I don’t know why I do it to myself. It’s not as if I could ever buy anything from there. But whenever there is a sale on (and often when there isn’t) I find myself gazing longingly at the clothes in Marks and Spencer’s Per Una collection. They make particularly beautiful skirts – flowing ankle-length ones in many different fabrics, silks and velvets and lovely smooth cottons. As I have abnormally long legs (I am like a giraffe gone wrong), it’s tricky for me to find ankle-length skirts that fit. Per Una has solved the problem by making the same-sized skirts and dresses in different lengths. And I love the style in there – I would buy my entire wardrobe from Per Una if I could.
Today I was in M&S with my nana. At eighty-three years of age she isn’t about to change her shopping habits, and I doubt she would understand the rationale behind the boycott if I tried to explain it. I was standing by a pillar, waiting for her to finish, when a dress caught my eye.
M&S is a keen supporter of Israeli economic growth. It always has been. Its founder and chief executive Marcus Sieff became a logistics adviser to David Ben-Gurion’s government, at Ben-Gurion’s own request, and even served with the Israeli military. Sieff’s personal gift of time and talent was supported by generous financial contributions from M&S as a company. In a book published in 1990 (Management: The Marks and Spencer Way) Sieff wrote that one of the fundamental objectives of M&S is to aid the economic development of Israel. That policy remains current.
And as peace activists are all too well aware, there is a price to be paid for that economic development. The Palestinians pay it.
I looked at the dress. Buy me! it urged. I’m modest, I’m gorgeous, I’m down to half-price, I’m in your size, and I’m the only one left on the rack!
I held it against myself and looked in the mirror. I suit you! it crowed. And it really did.
I put the dress back. I did a restless circuit of the shop. I picked it up again. Look here, the dress said pointedly, how exactly is this stubborn-necked resistance to my charms going to support people in Palestine? One beautiful silk dress reduced from £55 to £29 can’t hurt. And if you don’t buy me, somebody else will!
That was when Mutaz suddenly popped into my head. He is an orphaned sixteen-year-old from Hebron whom I’ve been sponsoring for nearly two years. When I signed up to the sponsorship scheme, I received some information about him – and a picture. In the picture he is wearing a shabby old T-shirt with ‘Girls Team Member’ printed on the front. It’s not the sort of thing your average fourteen-year-old lad wants to be wearing, but Mutaz didn’t have any choice. He didn’t have many clothes. He didn’t have much of anything.
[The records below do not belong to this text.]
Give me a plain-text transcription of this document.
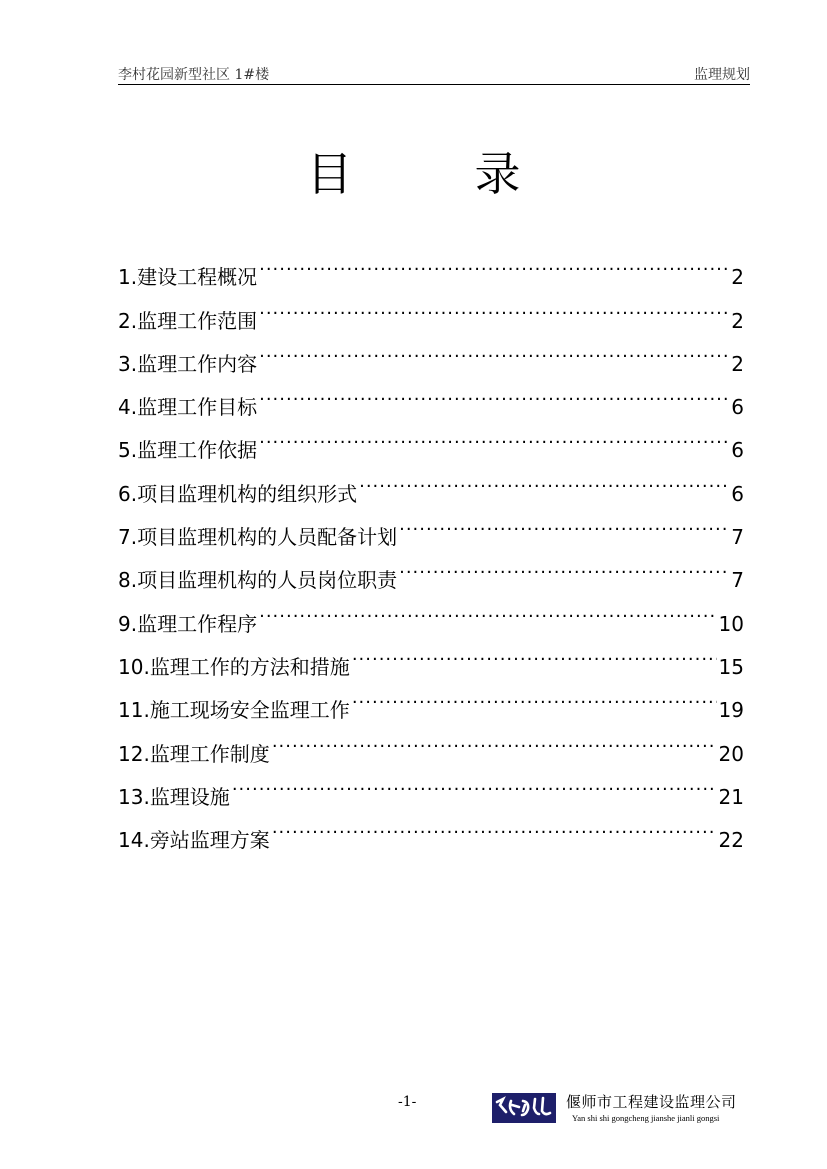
李村花园新型社区 1#楼	监理规划
目录
1. 建设工程概况 .....	2
2. 监理工作范围 .....	2
3. 监理工作内容 .....	2
4. 监理工作目标 .....	6
5. 监理工作依据 .....	6
6. 项目监理机构的组织形式 .....	6
7. 项目监理机构的人员配备计划 .....	7
8. 项目监理机构的人员岗位职责 .....	7
9. 监理工作程序 .....	10
10. 监理工作的方法和措施 .....	15
11. 施工现场安全监理工作 .....	19
12. 监理工作制度 .....	20
13. 监理设施 .....	21
14. 旁站监理方案 .....	22
-1-	偃师市工程建设监理公司
Yan shi shi gongcheng jianshe jianli gongsi
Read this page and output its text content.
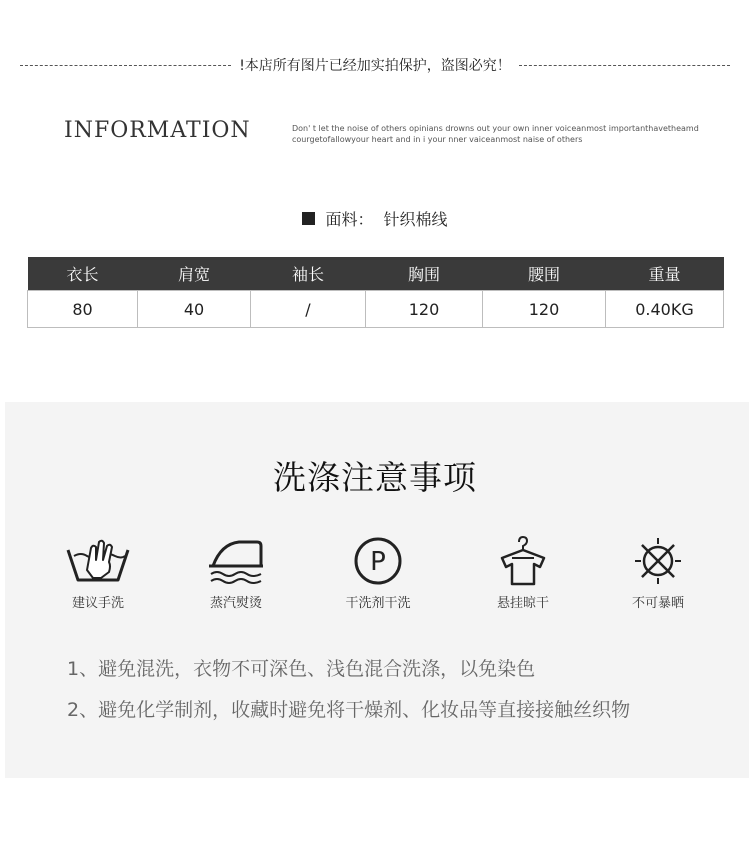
!本店所有图片已经加实拍保护，盗图必究！
INFORMATION	Don' t let the noise of others opinians drowns out your own inner voiceanmost importanthavetheamd courgetofallowyour heart and in i your nner vaiceanmost naise of others
面料： 针织棉线
衣长	肩宽	袖长	胸围	腰围	重量
80	40	/	120	120	0.40KG
洗涤注意事项
建议手洗	蒸汽熨烫
P
干洗剂干洗	悬挂晾干	不可暴晒
1、避免混洗，衣物不可深色、浅色混合洗涤，以免染色
2、避免化学制剂，收藏时避免将干燥剂、化妆品等直接接触丝织物
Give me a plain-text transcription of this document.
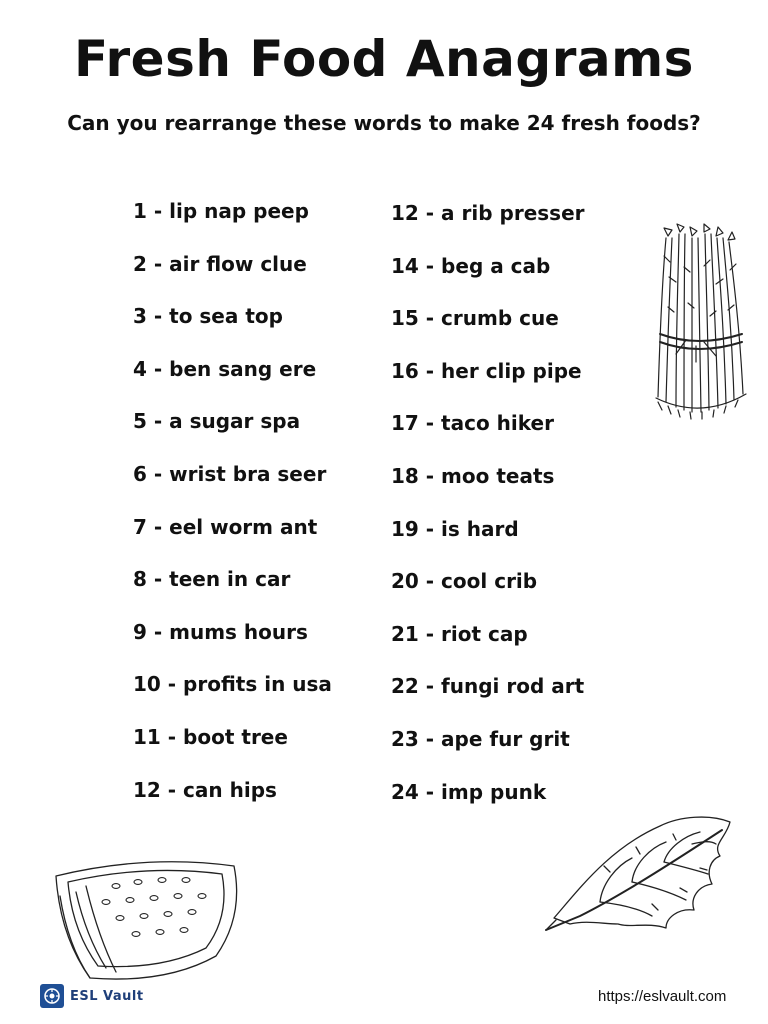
Fresh Food Anagrams
Can you rearrange these words to make 24 fresh foods?
1 - lip nap peep
2 - air flow clue
3 - to sea top
4 - ben sang ere
5 - a sugar spa
6 - wrist bra seer
7 - eel worm ant
8 - teen in car
9 - mums hours
10 - profits in usa
11 - boot tree
12 - can hips
12 - a rib presser
14 - beg a cab
15 - crumb cue
16 - her clip pipe
17 - taco hiker
18 - moo teats
19 - is hard
20 - cool crib
21 - riot cap
22 - fungi rod art
23 - ape fur grit
24 - imp punk
ESL Vault	https://eslvault.com
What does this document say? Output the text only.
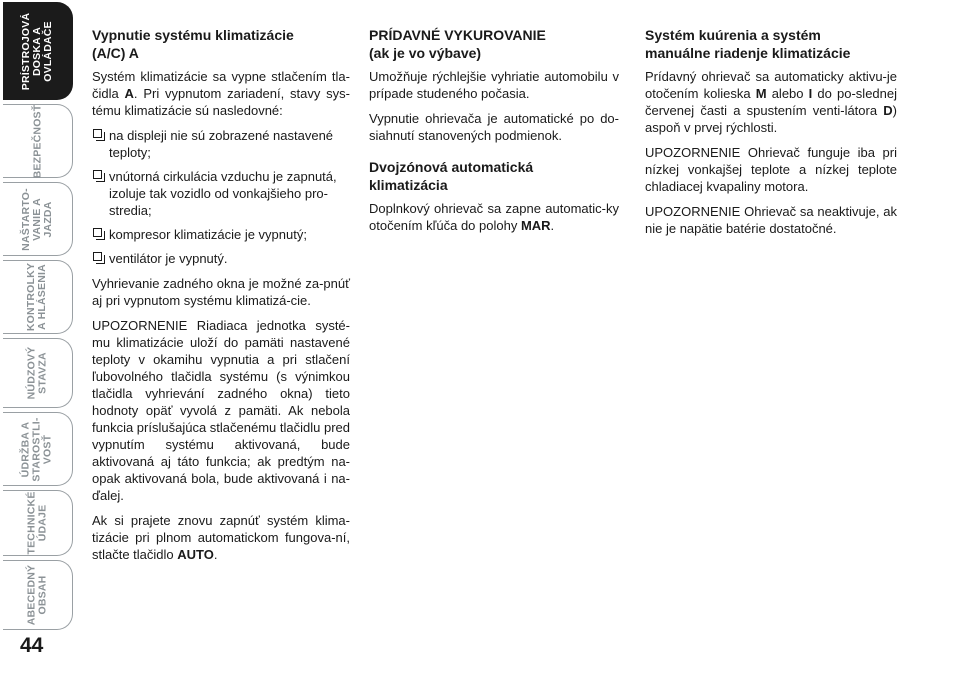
PRÍSTROJOVÁ
DOSKA A
OVLÁDAČE
BEZPEČNOSŤ
NAŠTARTO-
VANIE A
JAZDA
KONTROLKY
A HLÁSENIA
NÚDZOVÝ
STAVZA
ÚDRŽBA A
STAROSTLI-
VOSŤ
TECHNICKÉ
ÚDAJE
ABECEDNÝ
OBSAH
44
Vypnutie systému klimatizácie
(A/C) A

Systém klimatizácie sa vypne stlačením tla-čidla A. Pri vypnutom zariadení, stavy sys-tému klimatizácie sú nasledovné:

na displeji nie sú zobrazené nastavené teploty;
vnútorná cirkulácia vzduchu je zapnutá, izoluje tak vozidlo od vonkajšieho pro-stredia;
kompresor klimatizácie je vypnutý;
ventilátor je vypnutý.

Vyhrievanie zadného okna je možné za-pnúť aj pri vypnutom systému klimatizá-cie.

UPOZORNENIE Riadiaca jednotka systé-mu klimatizácie uloží do pamäti nastavené teploty v okamihu vypnutia a pri stlačení ľubovolného tlačidla systému (s výnimkou tlačidla vyhrievání zadného okna) tieto hodnoty opäť vyvolá z pamäti. Ak nebola funkcia príslušajúca stlačenému tlačidlu pred vypnutím systému aktivovaná, bude aktivovaná aj táto funkcia; ak predtým na-opak aktivovaná bola, bude aktivovaná i na-ďalej.

Ak si prajete znovu zapnúť systém klima-tizácie pri plnom automatickom fungova-ní, stlačte tlačidlo AUTO.

PRÍDAVNÉ VYKUROVANIE
(ak je vo výbave)

Umožňuje rýchlejšie vyhriatie automobilu v prípade studeného počasia.

Vypnutie ohrievača je automatické po do-siahnutí stanovených podmienok.

Dvojzónová automatická
klimatizácia

Doplnkový ohrievač sa zapne automatic-ky otočením kľúča do polohy MAR.

Systém kuúrenia a systém
manuálne riadenje klimatizácie

Prídavný ohrievač sa automaticky aktivu-je otočením kolieska M alebo I do po-slednej červenej časti a spustením venti-látora D) aspoň v prvej rýchlosti.

UPOZORNENIE Ohrievač funguje iba pri nízkej vonkajšej teplote a nízkej teplote chladiacej kvapaliny motora.

UPOZORNENIE Ohrievač sa neaktivuje, ak nie je napätie batérie dostatočné.
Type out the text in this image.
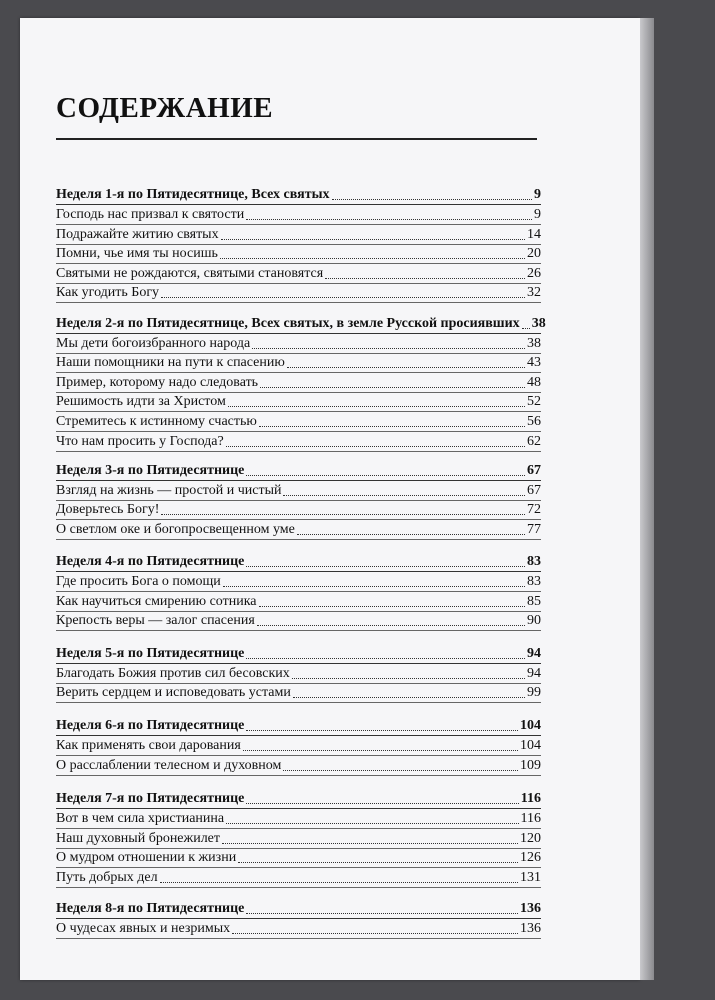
СОДЕРЖАНИЕ
Неделя 1-я по Пятидесятнице, Всех святых	9
Господь нас призвал к святости	9
Подражайте житию святых	14
Помни, чье имя ты носишь	20
Святыми не рождаются, святыми становятся	26
Как угодить Богу	32
Неделя 2-я по Пятидесятнице, Всех святых, в земле Русской просиявших 38
Мы дети богоизбранного народа	38
Наши помощники на пути к спасению	43
Пример, которому надо следовать	48
Решимость идти за Христом	52
Стремитесь к истинному счастью	56
Что нам просить у Господа?	62
Неделя 3-я по Пятидесятнице	67
Взгляд на жизнь — простой и чистый	67
Доверьтесь Богу!	72
О светлом оке и богопросвещенном уме	77
Неделя 4-я по Пятидесятнице	83
Где просить Бога о помощи	83
Как научиться смирению сотника	85
Крепость веры — залог спасения	90
Неделя 5-я по Пятидесятнице	94
Благодать Божия против сил бесовских	94
Верить сердцем и исповедовать устами	99
Неделя 6-я по Пятидесятнице	104
Как применять свои дарования	104
О расслаблении телесном и духовном	109
Неделя 7-я по Пятидесятнице	116
Вот в чем сила христианина	116
Наш духовный бронежилет	120
О мудром отношении к жизни	126
Путь добрых дел	131
Неделя 8-я по Пятидесятнице	136
О чудесах явных и незримых	136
I hung up the Very Pretty Dress for the last time and walked out of Per Una. I won’t be going back.
For those of you who think that it is awfully self-indulgent of me to devote a whole blog post to the agonies I went through when I couldn’t add yet another dress to an already well-stocked wardrobe…that’s the point. I am quite a self-indulgent person. And so are all the other people who keep finding excuses not to participate in the boycott. We want to work for justice, but we also want to buy the fancy computer with the Intel processor and eat M&S Indian ready meals when we haven’t time to cook. When our resolve to boycott is tested by these little nuisances, we decide that the boycott can’t really be that effective anyway, or we hope that just one purchase won’t hurt.
I will keep thinking of Mutaz. I will also think of Alia, a girl I sponsored until very recently. She dreamed of going to college to train as a teacher, but the sponsorship money would never have covered her training and there was no way she could afford the fees herself. At the age of nineteen she requested that the sponsorship be transferred to a younger child or teenager in need. She was very gracious about it.
I wonder how I would feel if I had to give up on my career and my dreams because I was too poor to pursue them. I suspect that it would make me feel a whole lot worse than not being able to buy a nice dress.
There are human reasons why we boycott Israeli goods and companies that support Israeli interests. Never forget them.